Jetzt ist es bald Juni, der neue Pool ist gefüllt und bereit, beschwommen zu werden, der Garten blüht, und gleich biegt der Mann um die Ecke, um das Bärli, mich und etwa 150 kg Gepäck aufzusammeln und zurück in die Heimat und, hoffentlich, in die Normalität zu bringen.

An dieser Stelle muss ich unser großartiges Mädchen mal ausgiebig loben, denn wenn die letzte Zeit für mich schon anstrengend war, dann will ich mir gar nicht vorstellen, wie mühsam sich die vergangenen Monate streckenweise für sie angefühlt haben müssen. Und trotzdem war sie meistens gut gelaunt, hat gestrahlt und gelächelt, tapfer ihre Schmerzen ertragen und hart trainiert, um wieder etwas Kraft zu bekommen. Eine echte Kämpferin! So sehr sie mich manchmal in den Wahnsinn treibt, so sehr meistert sie ihr Leben, ihre Behinderung, und alles, was damit verbunden ist, wirklich großartig.
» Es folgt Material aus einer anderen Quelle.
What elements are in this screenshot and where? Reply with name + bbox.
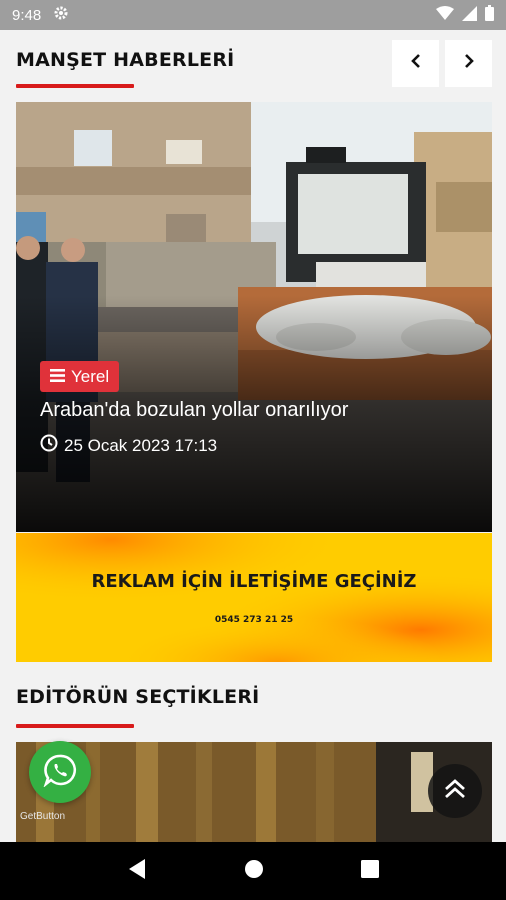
double-chevron-up-icon [443, 777, 467, 806]
signal-icon [462, 5, 477, 25]
back-icon[interactable] [127, 858, 147, 885]
system-nav-bar [0, 842, 506, 900]
headline-title[interactable]: Araban'da bozulan yollar onarılıyor [40, 399, 348, 422]
ad-title: REKLAM İÇİN İLETİŞİME GEÇİNİZ [91, 571, 417, 592]
whatsapp-button[interactable] [29, 741, 91, 803]
ad-phone: 0545 273 21 25 [214, 615, 294, 625]
getbutton-label[interactable]: GetButton [20, 811, 65, 822]
chevron-right-icon [462, 54, 476, 73]
recents-icon[interactable] [361, 859, 380, 883]
scroll-top-button[interactable] [428, 764, 482, 818]
slider-nav [392, 40, 492, 87]
date-text: 25 Ocak 2023 17:13 [64, 435, 218, 455]
status-time: 9:48 [12, 6, 42, 24]
home-icon[interactable] [244, 859, 264, 884]
menu-icon [50, 367, 65, 387]
section-title: EDİTÖRÜN SEÇTİKLERİ [16, 686, 260, 708]
whatsapp-icon [43, 753, 77, 792]
editor-section-header: EDİTÖRÜN SEÇTİKLERİ [16, 686, 492, 728]
clock-icon [40, 434, 58, 457]
section-title: MANŞET HABERLERİ [16, 49, 235, 71]
wifi-icon [436, 6, 454, 24]
ad-banner[interactable]: REKLAM İÇİN İLETİŞİME GEÇİNİZ 0545 273 2… [16, 533, 492, 662]
next-button[interactable] [445, 40, 492, 87]
gear-icon [53, 5, 69, 25]
headline-section-header: MANŞET HABERLERİ [16, 40, 492, 88]
hero-gradient [16, 102, 492, 532]
section-underline [16, 84, 134, 88]
ad-background [16, 533, 492, 662]
chevron-left-icon [409, 54, 423, 73]
category-label: Yerel [71, 366, 110, 386]
headline-date: 25 Ocak 2023 17:13 [40, 434, 217, 457]
battery-icon [485, 5, 494, 25]
status-bar: 9:48 [0, 0, 506, 30]
prev-button[interactable] [392, 40, 439, 87]
category-badge[interactable]: Yerel [40, 361, 120, 392]
headline-card[interactable]: Yerel Araban'da bozulan yollar onarılıyo… [16, 102, 492, 532]
section-underline [16, 724, 134, 728]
Die letzte Woche hier hat sich, wie erwartet, eine gefühlte Ewigkeit gezogen. Gegen Ende werden die Tage einfach noch länger, die Nerven noch dünner und die Sehnsucht nach daheim noch größer. Pünktlich zum Samstag hat sich, vermutlich wegen der Tradition, die Sonne hinter eine graue Wolkendecke zurückgezogen, und dieses Kaff wird auch wirklich nicht spannender, egal, wie viele neue Wege man zum Supermarkt, zur Kirche oder zu den verdammten Alpakas findet. Dass der örtliche Friedhof für so ein kleines Dorf unverhältnismäßig groß ist, und es nicht nur ein, sondern gleich zwei Bestattungsunternehmen gibt, wundert mich nicht. Ich würde auch lieber gegen eine Wand fahren, als hier zu leben.

Aber genug des morbiden Schmähs, schließlich möchte ich ja auch jene Leser nicht vergraulen, die außerhalb Wiens aufgewachsen sind und den Tod daher ernster nehmen als ich.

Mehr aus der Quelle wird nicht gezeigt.